最寄駅としては京王線の仙川駅と小田急線の成城学園前駅の両方が使えたのでしたが、私は京王5000系という電車が好きだったこともあり、圧倒的にこの京王線の仙川駅を利用していました。成城学園前は当時も上品な街で、田舎から出てきたばかりの者にとってはいささか敷居が高いようなところがありましたが、仙川のほうはまったくそんな感じではなくて、庶民の街って感じですぐに馴染めましたし。毎週末、新宿をはじめ都内各地に遊びに行く時に使う駅はこの仙川駅でしたし、ほぼ毎晩のように同期となった友人達と親睦を深めるため飲むのも仙川駅の駅前にあった居酒屋がほとんどでした。その同期達とは入社から40年が経過した今でも仲良くさせていただいていて、最近はリタイア組も出てきたので、四半期ごとに同期会を開催して逢っています。そうそう、田舎者でしたので、ミスタードーナツ(ミスド)の存在を初めて知ったのも、この仙川駅前でした。都会にはこんなにお洒落で美味しい食べ物があるんだ!…って感動したのを覚えています。よく飲んだ帰りにミスドでドーナツを買って、寮までの帰り道で食べていました。と言うことで、今、振り返ってみると、ここ京王線仙川駅前は私にとって首都圏暮らしの原点のようなところです。

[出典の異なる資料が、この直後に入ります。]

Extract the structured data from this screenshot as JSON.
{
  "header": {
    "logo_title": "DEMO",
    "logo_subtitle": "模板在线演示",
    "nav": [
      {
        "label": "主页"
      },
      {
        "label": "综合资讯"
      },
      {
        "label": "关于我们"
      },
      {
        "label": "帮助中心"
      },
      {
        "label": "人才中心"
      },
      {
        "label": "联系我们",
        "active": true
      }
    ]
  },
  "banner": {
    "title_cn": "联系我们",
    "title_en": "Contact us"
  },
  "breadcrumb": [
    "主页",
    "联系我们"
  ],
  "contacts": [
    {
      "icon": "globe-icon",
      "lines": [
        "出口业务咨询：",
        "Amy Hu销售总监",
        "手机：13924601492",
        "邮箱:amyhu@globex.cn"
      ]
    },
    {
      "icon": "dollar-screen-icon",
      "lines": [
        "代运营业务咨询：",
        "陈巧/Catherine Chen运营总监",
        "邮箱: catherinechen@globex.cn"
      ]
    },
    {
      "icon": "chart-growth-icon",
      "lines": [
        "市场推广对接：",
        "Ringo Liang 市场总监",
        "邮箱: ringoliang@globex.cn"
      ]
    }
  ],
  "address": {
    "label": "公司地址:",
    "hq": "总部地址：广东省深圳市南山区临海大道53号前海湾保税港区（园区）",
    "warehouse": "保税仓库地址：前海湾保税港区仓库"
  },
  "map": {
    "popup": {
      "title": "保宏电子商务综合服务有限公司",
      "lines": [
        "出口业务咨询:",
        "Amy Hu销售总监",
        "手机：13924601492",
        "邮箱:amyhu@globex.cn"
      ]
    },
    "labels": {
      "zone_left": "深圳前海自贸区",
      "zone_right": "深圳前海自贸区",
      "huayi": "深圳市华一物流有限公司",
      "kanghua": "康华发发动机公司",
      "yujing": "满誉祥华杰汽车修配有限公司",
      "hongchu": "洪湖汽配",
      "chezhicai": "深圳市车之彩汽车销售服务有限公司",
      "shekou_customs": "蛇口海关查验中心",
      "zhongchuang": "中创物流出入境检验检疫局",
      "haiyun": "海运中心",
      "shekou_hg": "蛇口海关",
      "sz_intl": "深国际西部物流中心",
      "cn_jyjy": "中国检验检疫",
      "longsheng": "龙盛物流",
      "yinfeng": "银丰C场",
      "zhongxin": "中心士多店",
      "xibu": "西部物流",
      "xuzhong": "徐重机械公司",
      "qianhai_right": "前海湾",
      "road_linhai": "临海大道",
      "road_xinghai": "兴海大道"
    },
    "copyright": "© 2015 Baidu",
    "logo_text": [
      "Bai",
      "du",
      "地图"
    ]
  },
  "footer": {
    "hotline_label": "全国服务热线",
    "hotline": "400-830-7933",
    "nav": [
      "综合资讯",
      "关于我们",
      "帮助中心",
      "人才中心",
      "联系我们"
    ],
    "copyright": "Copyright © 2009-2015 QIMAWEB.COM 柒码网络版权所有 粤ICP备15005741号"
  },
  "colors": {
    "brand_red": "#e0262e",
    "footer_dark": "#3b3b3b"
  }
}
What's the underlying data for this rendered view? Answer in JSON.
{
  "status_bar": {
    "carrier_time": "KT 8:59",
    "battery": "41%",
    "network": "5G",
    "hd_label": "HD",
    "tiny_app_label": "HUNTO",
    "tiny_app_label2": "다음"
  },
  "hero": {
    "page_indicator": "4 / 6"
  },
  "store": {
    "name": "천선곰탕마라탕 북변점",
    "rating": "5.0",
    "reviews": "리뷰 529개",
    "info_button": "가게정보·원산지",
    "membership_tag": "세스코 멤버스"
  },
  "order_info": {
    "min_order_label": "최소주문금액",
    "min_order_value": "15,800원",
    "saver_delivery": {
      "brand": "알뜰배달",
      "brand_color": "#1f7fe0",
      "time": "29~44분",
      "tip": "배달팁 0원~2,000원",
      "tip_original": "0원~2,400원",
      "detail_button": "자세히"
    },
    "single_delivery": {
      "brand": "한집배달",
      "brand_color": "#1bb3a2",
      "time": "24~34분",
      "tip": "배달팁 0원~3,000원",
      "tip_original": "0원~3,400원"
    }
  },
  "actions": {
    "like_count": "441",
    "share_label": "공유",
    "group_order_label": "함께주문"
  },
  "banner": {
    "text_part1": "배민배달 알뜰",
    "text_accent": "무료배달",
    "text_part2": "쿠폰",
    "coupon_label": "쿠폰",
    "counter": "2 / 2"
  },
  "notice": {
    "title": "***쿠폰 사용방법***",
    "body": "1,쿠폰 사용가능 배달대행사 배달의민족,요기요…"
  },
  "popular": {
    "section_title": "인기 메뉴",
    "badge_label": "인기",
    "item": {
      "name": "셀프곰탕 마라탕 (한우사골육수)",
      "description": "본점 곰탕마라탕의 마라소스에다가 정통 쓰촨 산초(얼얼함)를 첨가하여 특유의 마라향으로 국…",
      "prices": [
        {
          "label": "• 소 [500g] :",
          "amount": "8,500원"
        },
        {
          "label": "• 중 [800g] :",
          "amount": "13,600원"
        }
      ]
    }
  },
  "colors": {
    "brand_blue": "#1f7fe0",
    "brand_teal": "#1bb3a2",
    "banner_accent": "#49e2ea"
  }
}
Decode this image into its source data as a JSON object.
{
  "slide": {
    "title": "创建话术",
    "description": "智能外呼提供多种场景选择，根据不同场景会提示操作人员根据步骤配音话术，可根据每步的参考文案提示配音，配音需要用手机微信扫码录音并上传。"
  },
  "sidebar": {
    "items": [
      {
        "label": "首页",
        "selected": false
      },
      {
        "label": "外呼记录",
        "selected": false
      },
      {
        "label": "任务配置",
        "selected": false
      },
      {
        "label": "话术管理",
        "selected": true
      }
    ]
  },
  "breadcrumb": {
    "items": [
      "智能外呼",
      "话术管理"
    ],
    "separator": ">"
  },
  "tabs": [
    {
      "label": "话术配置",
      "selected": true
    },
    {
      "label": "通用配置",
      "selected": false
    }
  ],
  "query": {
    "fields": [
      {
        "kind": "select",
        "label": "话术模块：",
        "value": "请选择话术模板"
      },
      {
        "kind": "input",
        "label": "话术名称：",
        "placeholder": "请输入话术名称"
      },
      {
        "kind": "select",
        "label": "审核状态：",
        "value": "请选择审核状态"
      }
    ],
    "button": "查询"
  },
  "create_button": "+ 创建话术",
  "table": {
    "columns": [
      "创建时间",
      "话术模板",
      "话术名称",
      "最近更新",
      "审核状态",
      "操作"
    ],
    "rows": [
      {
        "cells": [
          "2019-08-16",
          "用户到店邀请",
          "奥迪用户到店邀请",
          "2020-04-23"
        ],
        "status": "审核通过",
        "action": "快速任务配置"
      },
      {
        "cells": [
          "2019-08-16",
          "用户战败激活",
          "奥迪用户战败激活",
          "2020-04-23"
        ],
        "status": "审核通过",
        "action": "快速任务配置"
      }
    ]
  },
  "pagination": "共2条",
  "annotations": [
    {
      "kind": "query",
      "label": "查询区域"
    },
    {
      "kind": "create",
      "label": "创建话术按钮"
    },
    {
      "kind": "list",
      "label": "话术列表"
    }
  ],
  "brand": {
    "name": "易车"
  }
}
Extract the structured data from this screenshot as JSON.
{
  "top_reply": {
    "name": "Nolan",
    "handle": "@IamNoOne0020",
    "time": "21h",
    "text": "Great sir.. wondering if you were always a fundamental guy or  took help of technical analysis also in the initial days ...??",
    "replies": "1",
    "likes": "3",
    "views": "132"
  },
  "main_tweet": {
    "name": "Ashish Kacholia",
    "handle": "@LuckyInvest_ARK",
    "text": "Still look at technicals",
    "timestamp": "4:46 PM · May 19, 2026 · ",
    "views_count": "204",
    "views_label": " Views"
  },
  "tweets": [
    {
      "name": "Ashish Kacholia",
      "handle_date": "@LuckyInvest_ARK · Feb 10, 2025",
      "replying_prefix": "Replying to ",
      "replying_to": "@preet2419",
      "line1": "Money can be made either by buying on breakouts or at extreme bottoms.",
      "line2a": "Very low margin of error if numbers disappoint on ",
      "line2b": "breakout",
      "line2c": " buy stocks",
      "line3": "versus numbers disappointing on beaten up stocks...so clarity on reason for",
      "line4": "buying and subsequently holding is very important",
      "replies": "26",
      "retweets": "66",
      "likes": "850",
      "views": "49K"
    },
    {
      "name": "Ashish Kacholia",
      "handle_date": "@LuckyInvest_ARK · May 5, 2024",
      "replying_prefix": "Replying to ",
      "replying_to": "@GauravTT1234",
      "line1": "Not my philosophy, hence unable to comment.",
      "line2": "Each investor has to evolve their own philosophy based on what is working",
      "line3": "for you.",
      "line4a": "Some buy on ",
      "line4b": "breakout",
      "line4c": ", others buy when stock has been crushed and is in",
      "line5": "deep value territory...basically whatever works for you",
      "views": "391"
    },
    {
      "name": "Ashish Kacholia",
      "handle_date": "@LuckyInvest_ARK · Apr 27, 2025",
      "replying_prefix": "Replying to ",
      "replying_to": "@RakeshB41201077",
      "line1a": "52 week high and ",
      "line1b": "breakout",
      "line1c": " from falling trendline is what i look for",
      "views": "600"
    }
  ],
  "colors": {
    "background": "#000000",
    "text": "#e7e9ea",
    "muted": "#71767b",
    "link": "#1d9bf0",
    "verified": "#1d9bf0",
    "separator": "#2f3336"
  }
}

2ヶ月間の新入社員研修を終え、最初の勤務地となった横浜に着任した以降、この仙川駅を利用するのは実は初めてのことです。中央電気通信学園やその後のNTT中央研修センターには何度か来ているのですが、バスの便がいいという理由で小田急線の成城学園前駅ばかりを利用していたので、仙川駅はホント久し振りなんです。およそ40年ぶりでしょうか。駅舎も駅前も、当時の面影がまったく感じられないほどに変わってしまっています。へぇ〜〜〜〜。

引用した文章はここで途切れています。